Von Frank Claus

Na, wer so in den Urlaub gehen kann, muss doch guter Dinge sein. Plessas Amtsdirektor Göran Schrey hat die Katze aus dem Sack gelassen: Die Straße zwischen Gorden und Oppelhain wird noch in diesem Jahr gebaut. Und damit auch das Nadelöhr, die „Brücke“ über den Floßgraben, der seit vielen Jahren kein Wasser führt.

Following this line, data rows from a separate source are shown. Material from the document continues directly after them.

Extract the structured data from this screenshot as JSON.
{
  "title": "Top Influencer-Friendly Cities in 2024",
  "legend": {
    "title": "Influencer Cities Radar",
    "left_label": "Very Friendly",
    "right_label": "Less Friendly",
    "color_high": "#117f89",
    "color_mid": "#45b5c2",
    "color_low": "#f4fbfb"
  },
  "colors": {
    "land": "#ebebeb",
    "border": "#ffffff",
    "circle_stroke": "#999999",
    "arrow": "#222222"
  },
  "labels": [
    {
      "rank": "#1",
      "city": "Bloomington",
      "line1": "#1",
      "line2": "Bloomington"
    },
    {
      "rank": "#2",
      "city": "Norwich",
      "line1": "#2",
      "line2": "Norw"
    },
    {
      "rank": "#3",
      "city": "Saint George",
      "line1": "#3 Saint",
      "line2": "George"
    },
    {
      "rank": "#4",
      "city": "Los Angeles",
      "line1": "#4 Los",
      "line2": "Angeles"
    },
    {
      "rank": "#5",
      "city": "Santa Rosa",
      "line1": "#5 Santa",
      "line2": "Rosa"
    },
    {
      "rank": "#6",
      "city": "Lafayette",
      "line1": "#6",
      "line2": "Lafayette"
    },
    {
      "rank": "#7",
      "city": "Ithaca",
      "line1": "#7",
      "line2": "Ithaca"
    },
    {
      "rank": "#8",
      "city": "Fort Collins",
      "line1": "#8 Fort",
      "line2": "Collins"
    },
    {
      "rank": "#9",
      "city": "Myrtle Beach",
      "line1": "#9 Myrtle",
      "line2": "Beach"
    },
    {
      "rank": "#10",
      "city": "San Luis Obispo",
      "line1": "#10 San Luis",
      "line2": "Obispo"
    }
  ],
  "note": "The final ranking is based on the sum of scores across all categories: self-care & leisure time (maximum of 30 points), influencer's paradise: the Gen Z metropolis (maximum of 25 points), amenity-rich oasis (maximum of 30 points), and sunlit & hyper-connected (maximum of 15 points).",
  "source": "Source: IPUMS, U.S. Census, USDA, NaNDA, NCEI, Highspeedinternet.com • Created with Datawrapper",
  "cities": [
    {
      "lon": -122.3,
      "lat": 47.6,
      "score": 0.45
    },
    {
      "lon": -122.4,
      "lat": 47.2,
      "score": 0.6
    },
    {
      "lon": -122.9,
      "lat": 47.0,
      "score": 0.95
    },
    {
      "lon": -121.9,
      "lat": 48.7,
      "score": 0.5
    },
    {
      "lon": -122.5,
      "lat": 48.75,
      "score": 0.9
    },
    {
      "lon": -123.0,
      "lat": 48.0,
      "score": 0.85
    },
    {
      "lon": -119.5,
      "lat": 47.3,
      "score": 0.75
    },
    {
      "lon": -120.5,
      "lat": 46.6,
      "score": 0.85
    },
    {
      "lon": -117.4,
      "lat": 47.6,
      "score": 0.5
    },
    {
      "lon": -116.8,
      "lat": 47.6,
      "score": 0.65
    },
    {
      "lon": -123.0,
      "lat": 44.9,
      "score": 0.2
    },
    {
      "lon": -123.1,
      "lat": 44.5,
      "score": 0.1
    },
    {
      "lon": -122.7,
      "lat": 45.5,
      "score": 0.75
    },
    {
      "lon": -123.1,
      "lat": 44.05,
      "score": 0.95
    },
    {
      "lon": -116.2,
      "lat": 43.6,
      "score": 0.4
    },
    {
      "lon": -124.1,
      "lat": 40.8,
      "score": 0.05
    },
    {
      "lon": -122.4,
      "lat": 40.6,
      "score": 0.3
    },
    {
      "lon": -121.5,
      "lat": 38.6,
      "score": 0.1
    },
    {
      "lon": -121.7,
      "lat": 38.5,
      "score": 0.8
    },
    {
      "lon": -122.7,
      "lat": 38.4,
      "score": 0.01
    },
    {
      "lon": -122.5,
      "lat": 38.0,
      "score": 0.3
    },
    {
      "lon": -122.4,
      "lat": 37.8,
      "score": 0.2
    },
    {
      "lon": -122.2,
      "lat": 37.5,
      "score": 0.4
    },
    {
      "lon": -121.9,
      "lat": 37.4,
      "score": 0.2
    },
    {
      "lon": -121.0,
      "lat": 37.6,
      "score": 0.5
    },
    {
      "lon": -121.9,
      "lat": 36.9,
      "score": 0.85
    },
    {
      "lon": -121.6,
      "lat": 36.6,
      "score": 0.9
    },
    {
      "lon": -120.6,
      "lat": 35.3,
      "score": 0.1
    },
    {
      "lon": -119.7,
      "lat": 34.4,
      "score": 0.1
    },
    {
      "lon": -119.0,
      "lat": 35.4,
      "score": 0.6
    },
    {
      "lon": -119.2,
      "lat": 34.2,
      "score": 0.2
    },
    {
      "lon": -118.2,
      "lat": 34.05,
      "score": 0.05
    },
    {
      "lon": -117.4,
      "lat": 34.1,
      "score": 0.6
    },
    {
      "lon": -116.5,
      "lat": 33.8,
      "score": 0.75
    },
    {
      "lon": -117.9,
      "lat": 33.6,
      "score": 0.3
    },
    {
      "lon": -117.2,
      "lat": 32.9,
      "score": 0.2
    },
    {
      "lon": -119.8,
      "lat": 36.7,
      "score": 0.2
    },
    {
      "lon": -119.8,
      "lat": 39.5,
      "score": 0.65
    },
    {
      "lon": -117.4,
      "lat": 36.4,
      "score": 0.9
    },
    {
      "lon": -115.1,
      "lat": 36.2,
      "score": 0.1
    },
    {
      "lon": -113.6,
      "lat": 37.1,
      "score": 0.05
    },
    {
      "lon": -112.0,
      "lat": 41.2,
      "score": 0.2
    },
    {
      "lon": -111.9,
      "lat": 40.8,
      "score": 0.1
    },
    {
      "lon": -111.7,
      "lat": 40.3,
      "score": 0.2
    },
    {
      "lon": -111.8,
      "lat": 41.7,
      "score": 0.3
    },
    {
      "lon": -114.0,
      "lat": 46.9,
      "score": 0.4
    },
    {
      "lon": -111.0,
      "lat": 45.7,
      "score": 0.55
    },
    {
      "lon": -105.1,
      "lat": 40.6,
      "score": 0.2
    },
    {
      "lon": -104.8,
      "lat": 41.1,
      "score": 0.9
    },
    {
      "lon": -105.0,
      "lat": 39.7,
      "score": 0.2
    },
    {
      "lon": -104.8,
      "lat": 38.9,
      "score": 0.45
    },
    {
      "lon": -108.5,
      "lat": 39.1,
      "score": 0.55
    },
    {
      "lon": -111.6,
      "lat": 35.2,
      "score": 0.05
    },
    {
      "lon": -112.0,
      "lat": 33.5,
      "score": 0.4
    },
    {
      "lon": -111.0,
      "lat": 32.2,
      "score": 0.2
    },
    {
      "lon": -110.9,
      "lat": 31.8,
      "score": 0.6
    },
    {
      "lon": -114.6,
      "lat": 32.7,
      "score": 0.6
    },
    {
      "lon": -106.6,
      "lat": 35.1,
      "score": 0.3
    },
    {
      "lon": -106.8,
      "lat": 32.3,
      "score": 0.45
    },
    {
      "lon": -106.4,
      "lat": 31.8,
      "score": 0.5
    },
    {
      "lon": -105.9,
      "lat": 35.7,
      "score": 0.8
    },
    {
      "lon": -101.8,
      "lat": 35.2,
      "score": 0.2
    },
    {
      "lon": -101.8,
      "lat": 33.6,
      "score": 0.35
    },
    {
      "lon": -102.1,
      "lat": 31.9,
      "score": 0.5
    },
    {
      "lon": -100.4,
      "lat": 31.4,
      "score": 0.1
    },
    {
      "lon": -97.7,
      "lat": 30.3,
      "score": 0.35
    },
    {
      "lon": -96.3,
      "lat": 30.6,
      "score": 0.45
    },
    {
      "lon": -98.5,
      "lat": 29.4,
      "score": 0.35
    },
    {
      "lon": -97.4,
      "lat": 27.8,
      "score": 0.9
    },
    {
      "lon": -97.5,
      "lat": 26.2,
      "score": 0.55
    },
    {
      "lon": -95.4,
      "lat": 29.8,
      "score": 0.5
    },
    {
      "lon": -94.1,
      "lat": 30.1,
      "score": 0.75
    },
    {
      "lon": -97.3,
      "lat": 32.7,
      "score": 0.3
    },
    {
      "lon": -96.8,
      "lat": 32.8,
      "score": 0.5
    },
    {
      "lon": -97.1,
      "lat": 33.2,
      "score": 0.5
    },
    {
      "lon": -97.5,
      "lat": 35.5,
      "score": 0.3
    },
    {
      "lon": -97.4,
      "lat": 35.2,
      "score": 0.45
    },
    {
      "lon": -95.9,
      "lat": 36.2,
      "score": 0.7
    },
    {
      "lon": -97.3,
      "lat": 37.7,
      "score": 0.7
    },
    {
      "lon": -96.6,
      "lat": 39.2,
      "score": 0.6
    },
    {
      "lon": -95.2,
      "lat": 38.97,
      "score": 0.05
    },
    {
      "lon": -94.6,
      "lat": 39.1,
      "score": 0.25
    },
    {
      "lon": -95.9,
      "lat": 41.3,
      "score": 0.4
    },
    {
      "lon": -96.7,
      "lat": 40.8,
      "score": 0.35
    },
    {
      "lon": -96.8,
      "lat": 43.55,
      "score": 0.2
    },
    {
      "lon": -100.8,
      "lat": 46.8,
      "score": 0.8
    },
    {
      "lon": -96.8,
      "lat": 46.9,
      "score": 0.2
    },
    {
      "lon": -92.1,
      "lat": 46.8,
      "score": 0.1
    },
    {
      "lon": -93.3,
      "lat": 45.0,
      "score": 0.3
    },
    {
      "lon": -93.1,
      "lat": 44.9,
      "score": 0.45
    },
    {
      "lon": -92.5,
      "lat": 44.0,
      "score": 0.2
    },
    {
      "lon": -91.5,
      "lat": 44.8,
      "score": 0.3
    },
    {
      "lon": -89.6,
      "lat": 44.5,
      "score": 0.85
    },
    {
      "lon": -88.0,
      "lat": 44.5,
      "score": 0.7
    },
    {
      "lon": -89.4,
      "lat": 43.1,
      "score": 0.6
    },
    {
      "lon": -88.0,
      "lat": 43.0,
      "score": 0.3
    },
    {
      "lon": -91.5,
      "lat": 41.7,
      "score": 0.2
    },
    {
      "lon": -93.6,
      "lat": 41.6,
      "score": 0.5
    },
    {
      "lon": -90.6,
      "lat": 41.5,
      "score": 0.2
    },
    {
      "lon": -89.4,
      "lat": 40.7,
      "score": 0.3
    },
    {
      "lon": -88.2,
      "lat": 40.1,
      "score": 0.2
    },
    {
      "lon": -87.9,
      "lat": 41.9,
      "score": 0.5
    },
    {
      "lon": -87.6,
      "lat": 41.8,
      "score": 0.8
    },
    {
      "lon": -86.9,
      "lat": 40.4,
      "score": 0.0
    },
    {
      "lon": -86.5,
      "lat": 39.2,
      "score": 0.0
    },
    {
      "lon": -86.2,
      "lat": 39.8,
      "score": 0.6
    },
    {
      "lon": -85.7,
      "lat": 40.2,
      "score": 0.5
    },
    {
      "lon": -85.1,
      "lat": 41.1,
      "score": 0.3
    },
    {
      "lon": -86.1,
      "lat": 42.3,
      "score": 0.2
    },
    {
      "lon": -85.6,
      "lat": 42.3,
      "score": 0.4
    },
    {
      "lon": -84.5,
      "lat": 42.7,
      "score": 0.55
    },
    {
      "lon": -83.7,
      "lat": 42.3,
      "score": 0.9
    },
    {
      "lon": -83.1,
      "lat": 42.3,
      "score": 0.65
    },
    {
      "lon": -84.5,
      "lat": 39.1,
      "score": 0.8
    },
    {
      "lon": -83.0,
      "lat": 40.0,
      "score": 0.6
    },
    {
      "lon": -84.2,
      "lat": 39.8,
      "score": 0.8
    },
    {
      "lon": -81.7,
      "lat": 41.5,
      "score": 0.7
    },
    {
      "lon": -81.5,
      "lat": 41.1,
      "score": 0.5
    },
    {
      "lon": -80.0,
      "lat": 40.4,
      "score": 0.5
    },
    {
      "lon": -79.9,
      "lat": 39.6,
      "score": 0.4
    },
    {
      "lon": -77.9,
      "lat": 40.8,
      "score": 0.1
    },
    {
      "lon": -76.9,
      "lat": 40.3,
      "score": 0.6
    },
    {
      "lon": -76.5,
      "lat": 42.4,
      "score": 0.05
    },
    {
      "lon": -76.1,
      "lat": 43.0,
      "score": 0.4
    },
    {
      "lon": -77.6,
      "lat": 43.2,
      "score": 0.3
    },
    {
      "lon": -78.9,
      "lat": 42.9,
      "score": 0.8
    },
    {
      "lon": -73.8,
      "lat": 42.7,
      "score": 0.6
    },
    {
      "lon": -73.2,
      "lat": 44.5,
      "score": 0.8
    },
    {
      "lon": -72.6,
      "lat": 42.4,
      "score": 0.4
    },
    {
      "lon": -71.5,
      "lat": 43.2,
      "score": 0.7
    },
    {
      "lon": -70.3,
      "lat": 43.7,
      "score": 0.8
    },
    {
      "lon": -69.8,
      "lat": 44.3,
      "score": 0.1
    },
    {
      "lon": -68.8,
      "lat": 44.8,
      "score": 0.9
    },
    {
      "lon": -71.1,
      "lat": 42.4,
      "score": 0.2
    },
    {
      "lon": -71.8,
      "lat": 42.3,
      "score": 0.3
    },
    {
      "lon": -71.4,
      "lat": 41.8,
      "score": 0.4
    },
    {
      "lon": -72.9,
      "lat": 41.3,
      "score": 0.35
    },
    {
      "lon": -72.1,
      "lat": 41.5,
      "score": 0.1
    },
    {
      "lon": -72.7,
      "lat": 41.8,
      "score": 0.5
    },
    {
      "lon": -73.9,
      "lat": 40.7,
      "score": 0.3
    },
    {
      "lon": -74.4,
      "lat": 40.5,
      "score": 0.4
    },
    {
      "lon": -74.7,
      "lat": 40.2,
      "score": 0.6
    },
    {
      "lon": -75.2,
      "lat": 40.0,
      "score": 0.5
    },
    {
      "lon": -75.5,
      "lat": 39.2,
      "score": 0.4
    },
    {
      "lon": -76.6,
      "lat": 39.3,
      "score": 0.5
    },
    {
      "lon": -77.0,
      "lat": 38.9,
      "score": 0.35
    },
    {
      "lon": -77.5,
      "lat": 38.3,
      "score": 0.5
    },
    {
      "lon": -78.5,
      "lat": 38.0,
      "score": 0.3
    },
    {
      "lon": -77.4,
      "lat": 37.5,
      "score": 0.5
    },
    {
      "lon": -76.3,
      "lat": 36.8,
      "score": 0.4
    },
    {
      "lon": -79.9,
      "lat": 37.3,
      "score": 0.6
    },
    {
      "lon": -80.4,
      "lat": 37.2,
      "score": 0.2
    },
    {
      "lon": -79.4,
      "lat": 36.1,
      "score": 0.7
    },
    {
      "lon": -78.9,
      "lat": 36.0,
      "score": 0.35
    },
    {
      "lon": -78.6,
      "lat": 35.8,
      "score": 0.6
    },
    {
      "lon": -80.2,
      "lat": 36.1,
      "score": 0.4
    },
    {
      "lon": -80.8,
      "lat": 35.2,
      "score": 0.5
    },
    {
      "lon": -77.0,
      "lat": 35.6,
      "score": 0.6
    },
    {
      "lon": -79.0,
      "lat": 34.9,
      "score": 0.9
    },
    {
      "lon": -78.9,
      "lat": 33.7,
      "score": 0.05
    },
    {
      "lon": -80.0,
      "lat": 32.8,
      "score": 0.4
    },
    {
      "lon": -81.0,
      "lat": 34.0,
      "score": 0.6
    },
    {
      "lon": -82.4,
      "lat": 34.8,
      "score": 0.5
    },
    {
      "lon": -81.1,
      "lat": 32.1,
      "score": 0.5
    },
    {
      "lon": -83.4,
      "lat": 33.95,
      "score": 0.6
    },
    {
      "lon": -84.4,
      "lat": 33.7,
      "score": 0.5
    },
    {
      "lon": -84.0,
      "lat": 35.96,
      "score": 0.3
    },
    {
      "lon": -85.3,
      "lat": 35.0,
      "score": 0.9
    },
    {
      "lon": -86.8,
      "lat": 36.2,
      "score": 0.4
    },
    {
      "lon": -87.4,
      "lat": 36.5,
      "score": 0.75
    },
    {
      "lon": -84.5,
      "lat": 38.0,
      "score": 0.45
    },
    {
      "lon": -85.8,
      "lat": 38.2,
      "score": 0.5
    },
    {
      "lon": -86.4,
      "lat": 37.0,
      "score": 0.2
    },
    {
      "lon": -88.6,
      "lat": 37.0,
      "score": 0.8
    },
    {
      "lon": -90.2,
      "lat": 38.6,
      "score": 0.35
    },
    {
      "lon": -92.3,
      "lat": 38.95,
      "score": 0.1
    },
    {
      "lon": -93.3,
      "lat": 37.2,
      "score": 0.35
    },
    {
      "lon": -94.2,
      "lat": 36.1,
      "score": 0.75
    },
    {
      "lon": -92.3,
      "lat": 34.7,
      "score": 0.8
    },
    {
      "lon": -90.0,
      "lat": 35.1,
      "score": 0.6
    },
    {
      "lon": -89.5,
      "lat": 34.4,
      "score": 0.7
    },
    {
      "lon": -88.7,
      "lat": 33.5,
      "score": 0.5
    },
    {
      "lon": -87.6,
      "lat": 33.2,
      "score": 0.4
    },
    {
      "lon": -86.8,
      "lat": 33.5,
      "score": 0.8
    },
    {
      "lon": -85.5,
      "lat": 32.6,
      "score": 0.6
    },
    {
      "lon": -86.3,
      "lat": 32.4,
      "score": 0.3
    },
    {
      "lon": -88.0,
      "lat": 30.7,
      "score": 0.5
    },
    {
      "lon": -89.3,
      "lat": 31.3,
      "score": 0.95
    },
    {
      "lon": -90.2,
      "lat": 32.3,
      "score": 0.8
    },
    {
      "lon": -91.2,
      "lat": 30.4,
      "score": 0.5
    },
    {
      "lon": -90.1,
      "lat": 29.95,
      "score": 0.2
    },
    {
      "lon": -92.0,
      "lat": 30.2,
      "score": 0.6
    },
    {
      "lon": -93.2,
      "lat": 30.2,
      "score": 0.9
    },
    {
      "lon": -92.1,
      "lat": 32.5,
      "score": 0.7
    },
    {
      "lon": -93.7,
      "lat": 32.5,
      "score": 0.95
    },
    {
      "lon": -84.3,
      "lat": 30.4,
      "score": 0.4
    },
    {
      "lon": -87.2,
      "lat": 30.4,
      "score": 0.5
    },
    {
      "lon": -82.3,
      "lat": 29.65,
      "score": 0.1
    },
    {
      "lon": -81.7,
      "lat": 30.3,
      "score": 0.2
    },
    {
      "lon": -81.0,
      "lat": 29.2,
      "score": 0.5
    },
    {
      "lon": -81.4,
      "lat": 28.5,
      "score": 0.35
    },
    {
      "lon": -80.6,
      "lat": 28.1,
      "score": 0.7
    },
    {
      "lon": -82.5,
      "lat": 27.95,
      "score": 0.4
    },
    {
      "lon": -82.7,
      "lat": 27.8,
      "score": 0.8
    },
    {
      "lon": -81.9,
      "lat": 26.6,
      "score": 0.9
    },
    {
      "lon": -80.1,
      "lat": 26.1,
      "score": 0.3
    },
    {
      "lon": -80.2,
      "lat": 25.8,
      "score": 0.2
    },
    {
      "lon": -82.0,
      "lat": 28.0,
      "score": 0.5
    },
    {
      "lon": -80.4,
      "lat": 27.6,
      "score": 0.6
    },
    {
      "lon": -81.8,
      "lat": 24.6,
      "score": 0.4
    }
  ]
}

Im Behördendeutsch klingt das nüchtern dann so: „Mit Bescheid vom 2. Juli 2019 hat die Gemeinde Gorden-Staupitz den Bewilligungsbescheid für den Ausbau des Verbindungsweges zwischen Gorden und Oppelhain vom Landesamt für Ländliche Entwicklung erhalten.“

Auf einer Länge von 2,87 Kilometer –  die Entfernung zwischen beiden Orten beträgt knapp vier Kilometer – sollen 13 Ausweichstellen durch eine Verbreiterung der Fahrbahn errichtet werden. Und auch für die Brücke, die Stein des Anstoßes war und fast eine Vollsperrung der Strecke nach sich gezogen hätte, gibt es eine Lösung: Die marode Brücke wird durch „einen erdüberschütteten Rohrdurchlass“ ersetzt. Seit Jahren führt der Floßgraben dort kein Wasser, für Extremfälle solle das Grabenbett aber aufrecht erhalten werden.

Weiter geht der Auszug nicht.